The dissociation between PIB uptake and glucose metabolism found in our study is consistent with previous post-mortem and PIB studies in AD that have not found strong correlations between Aβ plaque distribution and clinical presentation, plaque load and disease severity, or plaque load and glucose metabolism in many brain regions (most notably frontal cortex and striatum).62, 67–72
There are many potential explanations for why patients with essentially identical Aβ plaque distribution patterns can have such discrepant clinical presentations and patterns of glucose metabolism. Patients may have discrete patterns of neurofibrillary tangles or soluble Aβ species (neither of which are imaged with PIB) that more closely match their clinical symptoms and metabolic patterns. Indeed, Mesulam and colleagues reported increased left hemisphere tangle pathology in AD presenting as PPA, while Aβ pathology was symmetric between hemispheres.27
Alternatively, the incongruity between amyloid deposition and clinical phenotype may be caused by differential vulnerability of specific neural networks to a similar burden of Aβ pathology in different patients. While in most patients the hippocampal-medial temporal-posterior cingulate network may be most vulnerable to Aβ pathology,73
resulting in the classical amnestic presentation of AD, in selected patients the language network may be most vulnerable, resulting in the clinical presentation of PPA. Differential vulnerability may be due to a combination of genetic, developmental and environmental factors that lead to decreased reserve or increased susceptibility to the neurotoxicity of Aβ. Further studies are needed to better elucidate the biological mechanisms of atypical presentations of AD.

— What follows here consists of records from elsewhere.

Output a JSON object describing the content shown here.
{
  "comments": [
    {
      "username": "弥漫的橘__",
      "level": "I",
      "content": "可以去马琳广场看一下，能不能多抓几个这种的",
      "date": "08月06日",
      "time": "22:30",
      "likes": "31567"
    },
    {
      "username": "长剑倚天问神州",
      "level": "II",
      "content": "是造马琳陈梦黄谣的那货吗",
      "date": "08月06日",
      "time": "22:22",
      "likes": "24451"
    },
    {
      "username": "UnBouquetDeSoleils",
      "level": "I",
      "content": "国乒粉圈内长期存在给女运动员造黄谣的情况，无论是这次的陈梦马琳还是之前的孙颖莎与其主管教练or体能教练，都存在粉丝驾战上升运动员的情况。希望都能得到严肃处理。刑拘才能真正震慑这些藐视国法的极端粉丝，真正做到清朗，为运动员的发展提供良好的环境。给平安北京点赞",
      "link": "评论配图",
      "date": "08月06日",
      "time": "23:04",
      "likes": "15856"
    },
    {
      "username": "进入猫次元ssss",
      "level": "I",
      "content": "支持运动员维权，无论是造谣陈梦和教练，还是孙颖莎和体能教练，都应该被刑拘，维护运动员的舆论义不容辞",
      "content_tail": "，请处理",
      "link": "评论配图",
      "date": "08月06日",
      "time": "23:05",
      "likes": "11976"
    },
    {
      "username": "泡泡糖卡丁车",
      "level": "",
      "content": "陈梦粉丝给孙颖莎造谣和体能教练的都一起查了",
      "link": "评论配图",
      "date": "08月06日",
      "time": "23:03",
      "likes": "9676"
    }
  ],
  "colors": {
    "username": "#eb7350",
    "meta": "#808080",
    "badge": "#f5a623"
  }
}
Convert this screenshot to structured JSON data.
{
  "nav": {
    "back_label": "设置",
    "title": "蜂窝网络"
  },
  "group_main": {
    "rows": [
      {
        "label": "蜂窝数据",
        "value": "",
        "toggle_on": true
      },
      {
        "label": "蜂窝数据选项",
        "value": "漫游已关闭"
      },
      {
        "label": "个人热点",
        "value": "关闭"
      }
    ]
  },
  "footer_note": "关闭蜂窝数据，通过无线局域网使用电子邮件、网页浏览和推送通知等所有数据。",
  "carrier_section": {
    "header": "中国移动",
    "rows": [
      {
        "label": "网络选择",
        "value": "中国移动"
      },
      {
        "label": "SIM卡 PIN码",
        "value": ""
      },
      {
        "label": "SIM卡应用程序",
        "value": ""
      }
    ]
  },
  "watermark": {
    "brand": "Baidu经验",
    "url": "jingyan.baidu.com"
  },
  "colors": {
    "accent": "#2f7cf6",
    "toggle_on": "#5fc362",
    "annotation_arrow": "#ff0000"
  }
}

Our study has a number of limitations. Histopathological confirmation is not available in any of our subjects (PPA or AD). While preliminary studies suggest strong correlations between in vivo
PIB-PET signal and in vitro
measures of Aβ found on autopsy,31, 32
further work is needed to validate the accuracy of PIB-PET in predicting underlying AD. As discussed above, we cannot exclude FTLD co-pathology in patients found to be PIB-positive, although the relatively young ages of our patients, particularly in the LPA group (), decreases the probability of “age-related” amyloid to some degree. The relatively small number of patients studied in each PPA subgroup limits our precision in estimating the prevalence of Aβ amyloidosis in each variant, and limits our power to detect subtle differences in PIB and FDG uptake between PPA variants and between PPA and AD. Furthermore, the PIB data for one LPA patient was excluded from quantitative analyses for technical reasons, and the significance of tracer lateralization in another LPA patient who is left-handed is difficult to interpret due to the ambiguity of hemisphere dominance. Despite these limitations, our study demonstrates that PIB-PET is a promising diagnostic tool for excluding Aβ amyloidosis in PPA, and a useful research tool for studying the relationships between Aβ amyloid, clinical presentation, and neuronal structure and function.
In summary, using PIB-PET we have demonstrated an association between the logopenic variant of PPA and Aβ amyloidosis. Furthermore, we found that language phenotype in PPA is closely related to metabolic changes that are focal and anatomically distinct between PPA subtypes, but not to amyloid deposition patterns that are diffuse and similar to AD. Combining PIB-PET with careful clinical characterization and structural and functional imaging may improve in vivo predictions of underlying pathology in PPA, and help elucidate the relationships between amyloid deposition, clinical presentation and functional and structural changes in focal cortical presentations of AD. Further studies with larger numbers of patients followed to autopsy are needed to confirm our findings.